Green hydrogen is often described as one of the most important clean-energy technologies for the future.
Industries such as steel, fertilizers, chemicals, shipping, and heavy transport are difficult to electrify fully with batteries alone. Hydrogen is increasingly seen as one possible alternative fuel for those sectors.
But there is one major problem: green hydrogen is still expensive to produce.
Bengaluru-based climate-tech startup Newtrace is building technology aimed at reducing those costs by improving one of the most critical components inside hydrogen production systems — the electrolyzer electrode.
Founded in 2021 by Prasanta Sarkar and Rochan Sinha, the company develops advanced electrode and electrolyzer technologies for green hydrogen production.
The founders come from technical and engineering backgrounds linked to hydrogen systems and fluid mechanics. Prasanta Sarkar has worked in fluid mechanics, while Rochan Sinha had worked on technologies related to green hydrogen generation before starting the company.
The founders initially worked on membrane-less electrolyzer concepts inside an IIT Madras laboratory environment before building Newtrace as a commercial venture. To understand what Newtrace does, it helps to understand how green hydrogen is made.
Green hydrogen is produced through a process called electrolysis. Electricity is passed through water, splitting water molecules into hydrogen and oxygen. If the electricity comes from renewable sources such as solar or wind power, the resulting hydrogen is called “green hydrogen.”
The machine that performs this process is called an electrolyzer.
Inside the electrolyzer, electrodes are among the most important components because they drive the chemical reactions required to split water molecules. The efficiency and durability of those electrodes strongly affect how expensive hydrogen becomes to produce.

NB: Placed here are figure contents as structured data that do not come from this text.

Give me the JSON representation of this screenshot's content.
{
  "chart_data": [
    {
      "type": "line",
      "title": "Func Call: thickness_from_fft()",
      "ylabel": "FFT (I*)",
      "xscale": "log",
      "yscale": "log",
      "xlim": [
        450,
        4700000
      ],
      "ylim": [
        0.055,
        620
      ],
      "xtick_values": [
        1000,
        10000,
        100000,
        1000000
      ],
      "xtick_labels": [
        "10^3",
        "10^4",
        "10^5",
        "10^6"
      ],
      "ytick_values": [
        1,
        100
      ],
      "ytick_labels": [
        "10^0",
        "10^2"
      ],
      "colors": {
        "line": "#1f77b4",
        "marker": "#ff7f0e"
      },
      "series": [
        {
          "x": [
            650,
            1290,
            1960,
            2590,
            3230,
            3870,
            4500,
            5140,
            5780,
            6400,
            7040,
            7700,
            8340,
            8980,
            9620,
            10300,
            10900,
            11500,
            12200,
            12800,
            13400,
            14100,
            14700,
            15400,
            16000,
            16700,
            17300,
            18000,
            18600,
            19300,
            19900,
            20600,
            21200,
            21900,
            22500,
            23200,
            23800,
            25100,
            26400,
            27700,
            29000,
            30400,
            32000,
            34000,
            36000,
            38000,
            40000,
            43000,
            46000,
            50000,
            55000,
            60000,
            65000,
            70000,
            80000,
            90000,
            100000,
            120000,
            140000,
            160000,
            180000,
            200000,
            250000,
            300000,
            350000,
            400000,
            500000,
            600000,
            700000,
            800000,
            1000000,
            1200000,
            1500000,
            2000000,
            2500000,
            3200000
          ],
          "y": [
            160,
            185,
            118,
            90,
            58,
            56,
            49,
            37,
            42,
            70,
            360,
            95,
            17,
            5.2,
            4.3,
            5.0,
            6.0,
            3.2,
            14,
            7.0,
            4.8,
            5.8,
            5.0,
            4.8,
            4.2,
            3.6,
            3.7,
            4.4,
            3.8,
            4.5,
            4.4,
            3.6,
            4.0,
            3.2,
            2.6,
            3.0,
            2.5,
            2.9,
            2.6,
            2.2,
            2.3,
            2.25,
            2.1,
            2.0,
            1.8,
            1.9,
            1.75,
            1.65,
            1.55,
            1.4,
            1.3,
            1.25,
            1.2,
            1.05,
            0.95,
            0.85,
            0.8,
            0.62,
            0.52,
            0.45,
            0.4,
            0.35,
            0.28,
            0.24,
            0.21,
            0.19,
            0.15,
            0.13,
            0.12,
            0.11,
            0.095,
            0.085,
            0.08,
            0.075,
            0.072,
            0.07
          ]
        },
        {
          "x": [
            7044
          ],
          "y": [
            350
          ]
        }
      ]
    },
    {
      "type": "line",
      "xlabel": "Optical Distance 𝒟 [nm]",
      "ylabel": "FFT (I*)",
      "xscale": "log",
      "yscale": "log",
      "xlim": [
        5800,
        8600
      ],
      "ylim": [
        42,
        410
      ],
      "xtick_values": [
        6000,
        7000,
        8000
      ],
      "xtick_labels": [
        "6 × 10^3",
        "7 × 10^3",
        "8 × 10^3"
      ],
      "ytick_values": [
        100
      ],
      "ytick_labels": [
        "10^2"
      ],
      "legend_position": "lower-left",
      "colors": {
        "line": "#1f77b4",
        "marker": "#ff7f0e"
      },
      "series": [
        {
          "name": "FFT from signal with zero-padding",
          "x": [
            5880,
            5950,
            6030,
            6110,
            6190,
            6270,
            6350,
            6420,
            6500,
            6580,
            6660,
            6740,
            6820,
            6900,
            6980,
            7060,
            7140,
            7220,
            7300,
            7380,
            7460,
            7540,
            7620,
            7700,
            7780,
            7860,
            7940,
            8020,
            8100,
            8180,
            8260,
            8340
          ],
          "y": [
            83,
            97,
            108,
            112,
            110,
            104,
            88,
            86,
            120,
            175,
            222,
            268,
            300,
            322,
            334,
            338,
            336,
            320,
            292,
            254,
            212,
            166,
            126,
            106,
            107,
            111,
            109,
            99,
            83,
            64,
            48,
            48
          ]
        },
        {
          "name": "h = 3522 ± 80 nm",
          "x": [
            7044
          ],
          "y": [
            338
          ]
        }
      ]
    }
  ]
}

That is the specific engineering problem Newtrace is targeting.
Instead of trying to build entire hydrogen plants, the company focuses heavily on component-level innovation. Its main technology platform is called Voltagen, a proprietary electrode system designed for alkaline water electrolyzers.
According to the company, Voltagen is designed to improve energy efficiency, increase electrolyzer lifespan, reduce operating costs, and work as a “drop-in replacement” inside existing alkaline electrolyzer systems. That last detail is important commercially.
Many industrial customers already operate or plan to deploy alkaline electrolyzers. If Newtrace’s electrodes can be integrated into existing systems without requiring complete redesigns, adoption becomes easier.
The startup also claims the system produces ultra-pure hydrogen and improves durability under commercial operating conditions. Newtrace operates in a part of the hydrogen industry that is far more engineering-heavy than most software startups.
Hydrogen hardware companies face challenges involving materials science, manufacturing precision, thermal management, electrochemistry, and industrial reliability. That makes the sector capital-intensive and slower-moving than conventional SaaS startups.
Despite that, Newtrace has attracted substantial investor interest for a relatively young deeptech company.
In 2022, the startup raised approximately $1 million in a pre-seed round led by Speciale Invest and Micelio Fund. In May 2023, the company raised $5.65 million in seed funding led by Sequoia Capital India and Aavishkaar Capital, with participation from Speciale Invest, Micelio Fund, Urban Ladder founder Ashish Goel, and IKP Knowledge Park.
Then in March 2026, Newtrace raised another $6.3 million in a Pre-Series A round led by HDFC Bank and Mitsui Sumitomo Insurance Venture Capital. Existing investors including Peak XV’s Surge, Aavishkaar Capital, Speciale Invest, and Micelio Technology Fund also participated.
Unlike EV startups that can demonstrate products directly to consumers, hydrogen infrastructure companies typically move through industrial pilot cycles. Deployment timelines are slower because customers are usually large industrial operators rather than retail buyers.
The broader market context around green hydrogen is becoming increasingly important globally.
Governments across Europe, Asia, Australia, and the Middle East are investing heavily in hydrogen infrastructure because industries like steelmaking, fertilizers, chemicals, and shipping are difficult to decarbonize using electricity alone.
India has also launched the National Green Hydrogen Mission, which targets 5 million metric tonnes of annual green hydrogen production by 2030. The government has announced incentives for electrolyzer manufacturing and hydrogen production infrastructure. Globally, several companies are working on advanced electrolyzer technologies.
Australian company Hysata develops high-efficiency alkaline electrolyzers and raised more than $100 million in funding backed by BP Ventures. Other international players include Ohmium, Nel Hydrogen, Plug Power, and ITM Power.
In India, startups such as Hydgen are also building localized green hydrogen systems for industrial applications.
But scaling deep industrial hardware is difficult. Manufacturing consistency, long-term durability, industrial certification, and supply-chain reliability all become critical challenges once pilot systems move into commercial deployment.
Newtrace is still early in that transition.
But the company represents a growing wave of Indian deeptech startups trying to build foundational climate infrastructure technologies rather than consumer-facing clean-energy products.